Ces deux dernières années, on peut toutefois relever deux évolutions
majeures : la première a constitué un important retour en arrière,
la deuxième une évolution potentiellement favorable, mais qui
sur le terrain s'avère source d'un contentieux important. Ainsi,
la fiscalisation partielle des indemnités journalières des victimes
du travail adoptée il y a deux ans, après un large débat, a constitué
un signal extrêmement négatif pour ces personnes, dont les ressources
se sont vues réduites, alors même qu'il s'agissait de l'indemnisation
d'un préjudice. Si le Sénat vient de supprimer cette fiscalisation
dans le projet de loi de finances pour 2012, on peut malheureusement
craindre que l'Assemblée nationale revienne sur ce vote d'ici
la fin de l'année. Pourtant rien ne justifie cette imposition
ni socialement, ni financièrement. D'autres pistes pourraient
être cherchées pour trouver les 135 millions d'euros de recettes
escomptées.
Indemnisation intégrale ?
L'autre évolution, positive cette fois, réside dans la décision
du conseil constitutionnel du 18 juin 2010 qui a reconnu l'indemnisation
intégrale pour les victimes du travail dès lors qu'il y a faute
inexcusable de l'employeur.
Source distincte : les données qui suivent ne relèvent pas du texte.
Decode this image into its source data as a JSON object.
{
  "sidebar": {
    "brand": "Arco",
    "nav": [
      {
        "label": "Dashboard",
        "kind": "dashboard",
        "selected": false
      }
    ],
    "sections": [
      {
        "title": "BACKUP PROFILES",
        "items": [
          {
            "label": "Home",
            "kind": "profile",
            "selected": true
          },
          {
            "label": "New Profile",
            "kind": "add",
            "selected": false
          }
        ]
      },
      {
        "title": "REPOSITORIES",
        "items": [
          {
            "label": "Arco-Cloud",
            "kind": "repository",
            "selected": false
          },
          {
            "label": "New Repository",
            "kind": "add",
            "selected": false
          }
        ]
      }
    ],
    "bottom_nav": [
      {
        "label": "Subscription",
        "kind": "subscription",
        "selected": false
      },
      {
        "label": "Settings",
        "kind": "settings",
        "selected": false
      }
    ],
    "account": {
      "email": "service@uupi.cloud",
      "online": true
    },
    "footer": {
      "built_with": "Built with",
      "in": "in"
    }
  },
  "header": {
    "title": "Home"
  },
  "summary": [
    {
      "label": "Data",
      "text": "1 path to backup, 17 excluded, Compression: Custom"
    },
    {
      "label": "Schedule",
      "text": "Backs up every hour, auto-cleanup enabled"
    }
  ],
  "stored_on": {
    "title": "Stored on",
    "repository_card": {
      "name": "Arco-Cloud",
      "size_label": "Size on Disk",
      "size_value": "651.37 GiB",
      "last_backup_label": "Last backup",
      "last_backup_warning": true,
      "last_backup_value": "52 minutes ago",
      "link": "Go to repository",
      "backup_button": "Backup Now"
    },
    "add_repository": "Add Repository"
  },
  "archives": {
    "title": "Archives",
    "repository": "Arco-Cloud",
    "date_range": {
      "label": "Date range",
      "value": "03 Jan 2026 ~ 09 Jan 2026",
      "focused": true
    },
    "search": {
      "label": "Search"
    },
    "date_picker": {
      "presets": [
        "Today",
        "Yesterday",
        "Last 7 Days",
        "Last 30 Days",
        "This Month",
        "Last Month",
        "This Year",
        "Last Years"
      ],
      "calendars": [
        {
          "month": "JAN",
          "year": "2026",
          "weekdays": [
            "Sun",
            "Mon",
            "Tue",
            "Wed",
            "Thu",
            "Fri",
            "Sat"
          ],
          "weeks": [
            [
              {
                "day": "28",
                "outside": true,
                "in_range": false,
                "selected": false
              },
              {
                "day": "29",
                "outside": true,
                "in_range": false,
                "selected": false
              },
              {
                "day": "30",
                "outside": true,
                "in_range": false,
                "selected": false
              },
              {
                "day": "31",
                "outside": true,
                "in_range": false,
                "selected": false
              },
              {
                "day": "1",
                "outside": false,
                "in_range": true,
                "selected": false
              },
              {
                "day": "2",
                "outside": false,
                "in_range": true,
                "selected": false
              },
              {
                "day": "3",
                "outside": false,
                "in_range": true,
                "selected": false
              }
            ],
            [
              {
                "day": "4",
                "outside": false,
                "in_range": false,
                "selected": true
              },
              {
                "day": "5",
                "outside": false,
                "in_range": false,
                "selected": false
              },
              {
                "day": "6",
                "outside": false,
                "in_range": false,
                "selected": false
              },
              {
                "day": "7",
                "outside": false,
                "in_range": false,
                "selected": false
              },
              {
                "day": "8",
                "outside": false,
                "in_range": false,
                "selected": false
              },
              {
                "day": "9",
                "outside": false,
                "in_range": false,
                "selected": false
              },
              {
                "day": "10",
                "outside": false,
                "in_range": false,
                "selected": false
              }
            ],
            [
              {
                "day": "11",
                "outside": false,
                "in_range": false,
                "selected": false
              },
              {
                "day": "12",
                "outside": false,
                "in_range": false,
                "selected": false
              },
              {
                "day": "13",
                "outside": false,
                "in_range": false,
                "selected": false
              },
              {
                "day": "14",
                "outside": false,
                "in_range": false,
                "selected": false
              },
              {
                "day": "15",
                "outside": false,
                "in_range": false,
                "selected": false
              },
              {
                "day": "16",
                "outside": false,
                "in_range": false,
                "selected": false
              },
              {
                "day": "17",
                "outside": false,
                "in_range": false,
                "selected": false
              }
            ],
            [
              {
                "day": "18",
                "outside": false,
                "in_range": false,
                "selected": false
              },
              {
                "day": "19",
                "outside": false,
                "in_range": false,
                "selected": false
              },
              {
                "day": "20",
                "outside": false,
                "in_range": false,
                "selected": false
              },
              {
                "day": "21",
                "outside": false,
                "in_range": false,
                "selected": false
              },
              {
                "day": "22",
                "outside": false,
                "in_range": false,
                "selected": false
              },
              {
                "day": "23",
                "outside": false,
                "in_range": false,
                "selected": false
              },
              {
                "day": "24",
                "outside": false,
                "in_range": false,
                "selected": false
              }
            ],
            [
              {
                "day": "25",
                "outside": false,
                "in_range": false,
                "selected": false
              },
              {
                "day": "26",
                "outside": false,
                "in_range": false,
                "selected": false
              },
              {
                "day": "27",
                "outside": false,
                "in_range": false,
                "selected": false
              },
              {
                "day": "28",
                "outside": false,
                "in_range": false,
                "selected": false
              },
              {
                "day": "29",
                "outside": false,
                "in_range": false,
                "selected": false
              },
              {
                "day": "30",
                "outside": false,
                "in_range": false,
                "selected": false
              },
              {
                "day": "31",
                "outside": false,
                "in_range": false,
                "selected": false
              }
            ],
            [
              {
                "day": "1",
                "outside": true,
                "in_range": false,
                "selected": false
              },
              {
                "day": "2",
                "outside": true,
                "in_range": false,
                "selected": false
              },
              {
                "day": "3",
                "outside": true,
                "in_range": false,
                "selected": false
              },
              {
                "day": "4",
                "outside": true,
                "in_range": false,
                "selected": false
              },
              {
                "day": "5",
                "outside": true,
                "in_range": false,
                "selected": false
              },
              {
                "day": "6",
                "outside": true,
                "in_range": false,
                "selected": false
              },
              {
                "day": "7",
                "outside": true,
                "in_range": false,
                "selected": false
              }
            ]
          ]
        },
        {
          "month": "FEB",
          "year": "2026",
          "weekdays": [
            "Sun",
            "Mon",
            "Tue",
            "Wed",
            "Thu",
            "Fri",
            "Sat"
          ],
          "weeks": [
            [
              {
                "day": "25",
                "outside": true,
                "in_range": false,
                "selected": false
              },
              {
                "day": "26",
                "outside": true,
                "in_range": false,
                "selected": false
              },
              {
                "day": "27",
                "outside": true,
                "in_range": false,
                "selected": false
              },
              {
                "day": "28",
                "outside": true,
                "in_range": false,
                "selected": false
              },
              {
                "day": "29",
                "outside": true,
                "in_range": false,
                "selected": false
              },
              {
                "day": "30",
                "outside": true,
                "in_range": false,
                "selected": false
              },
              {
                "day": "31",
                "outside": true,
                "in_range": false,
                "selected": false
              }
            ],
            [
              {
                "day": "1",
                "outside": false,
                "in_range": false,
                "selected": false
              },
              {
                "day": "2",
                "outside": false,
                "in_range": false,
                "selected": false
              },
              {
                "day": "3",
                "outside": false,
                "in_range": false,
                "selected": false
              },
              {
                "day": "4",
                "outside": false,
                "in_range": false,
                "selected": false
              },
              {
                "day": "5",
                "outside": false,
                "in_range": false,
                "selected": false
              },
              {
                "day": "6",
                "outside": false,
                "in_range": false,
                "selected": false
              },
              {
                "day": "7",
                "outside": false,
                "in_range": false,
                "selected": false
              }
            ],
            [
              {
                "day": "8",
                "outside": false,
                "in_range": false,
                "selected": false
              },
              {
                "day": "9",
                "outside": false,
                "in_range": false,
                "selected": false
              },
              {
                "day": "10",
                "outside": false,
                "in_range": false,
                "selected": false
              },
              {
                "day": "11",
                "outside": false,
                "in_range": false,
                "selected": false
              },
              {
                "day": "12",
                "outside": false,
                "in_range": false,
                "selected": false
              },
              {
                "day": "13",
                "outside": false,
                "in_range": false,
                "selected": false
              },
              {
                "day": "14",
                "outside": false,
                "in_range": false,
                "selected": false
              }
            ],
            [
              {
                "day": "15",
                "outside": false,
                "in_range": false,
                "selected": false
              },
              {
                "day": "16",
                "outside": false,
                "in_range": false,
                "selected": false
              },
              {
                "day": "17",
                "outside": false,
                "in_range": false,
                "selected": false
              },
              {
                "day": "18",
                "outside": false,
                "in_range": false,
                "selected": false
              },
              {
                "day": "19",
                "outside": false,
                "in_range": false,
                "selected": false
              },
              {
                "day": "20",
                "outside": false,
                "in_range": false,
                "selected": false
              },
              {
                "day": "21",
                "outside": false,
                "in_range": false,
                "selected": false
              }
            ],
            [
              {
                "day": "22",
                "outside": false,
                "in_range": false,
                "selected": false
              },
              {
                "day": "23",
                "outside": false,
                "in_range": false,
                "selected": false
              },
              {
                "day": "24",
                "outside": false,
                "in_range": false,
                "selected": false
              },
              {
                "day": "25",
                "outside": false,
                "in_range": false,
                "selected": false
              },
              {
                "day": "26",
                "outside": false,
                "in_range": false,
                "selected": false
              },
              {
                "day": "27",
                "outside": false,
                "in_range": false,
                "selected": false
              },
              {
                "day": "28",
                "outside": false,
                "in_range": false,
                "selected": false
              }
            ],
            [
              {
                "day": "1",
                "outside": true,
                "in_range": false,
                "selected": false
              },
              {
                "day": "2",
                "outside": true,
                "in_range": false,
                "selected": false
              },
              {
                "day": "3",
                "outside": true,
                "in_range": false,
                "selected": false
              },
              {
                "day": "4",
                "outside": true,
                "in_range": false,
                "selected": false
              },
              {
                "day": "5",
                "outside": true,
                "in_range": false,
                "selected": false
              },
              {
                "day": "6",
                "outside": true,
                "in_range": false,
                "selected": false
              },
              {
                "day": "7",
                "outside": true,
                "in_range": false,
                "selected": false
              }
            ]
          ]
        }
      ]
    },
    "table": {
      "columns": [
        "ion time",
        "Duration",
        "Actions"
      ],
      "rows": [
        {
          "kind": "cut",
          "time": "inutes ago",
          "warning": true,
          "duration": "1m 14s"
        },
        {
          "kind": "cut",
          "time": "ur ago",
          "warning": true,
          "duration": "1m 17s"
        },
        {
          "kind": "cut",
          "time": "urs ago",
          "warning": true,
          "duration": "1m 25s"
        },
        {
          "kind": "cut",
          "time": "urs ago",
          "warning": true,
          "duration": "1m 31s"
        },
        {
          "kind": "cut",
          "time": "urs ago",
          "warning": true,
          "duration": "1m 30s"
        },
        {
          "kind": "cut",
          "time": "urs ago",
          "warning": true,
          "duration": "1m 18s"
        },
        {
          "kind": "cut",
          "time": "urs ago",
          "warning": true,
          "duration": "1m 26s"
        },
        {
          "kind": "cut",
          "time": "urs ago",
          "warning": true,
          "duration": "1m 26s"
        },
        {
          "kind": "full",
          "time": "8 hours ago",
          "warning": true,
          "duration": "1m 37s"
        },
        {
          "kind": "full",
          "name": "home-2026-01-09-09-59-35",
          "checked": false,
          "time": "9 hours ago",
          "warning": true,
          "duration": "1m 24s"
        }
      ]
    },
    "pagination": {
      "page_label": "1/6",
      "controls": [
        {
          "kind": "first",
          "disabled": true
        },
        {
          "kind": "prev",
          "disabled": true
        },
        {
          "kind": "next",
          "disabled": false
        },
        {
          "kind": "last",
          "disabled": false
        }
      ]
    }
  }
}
C'est une avancée essentielle, puisque,
jusqu'à cette décision, les victimes du travail n'étaient pas
indemnisées d'un certain nombre de préjudices, tel que l'aménagement
de leur domicile ou de leur véhicule. Toutefois l'application
de cette décision suscite sur le terrain de nombreuses difficultés
d'interprétation, et surtout de fortes inégalités selon les juridictions.
Bref, si sur le papier cette décision devait améliorer l'indemnisation
des victimes du travail, dans les faits c'est loin d'être le cas.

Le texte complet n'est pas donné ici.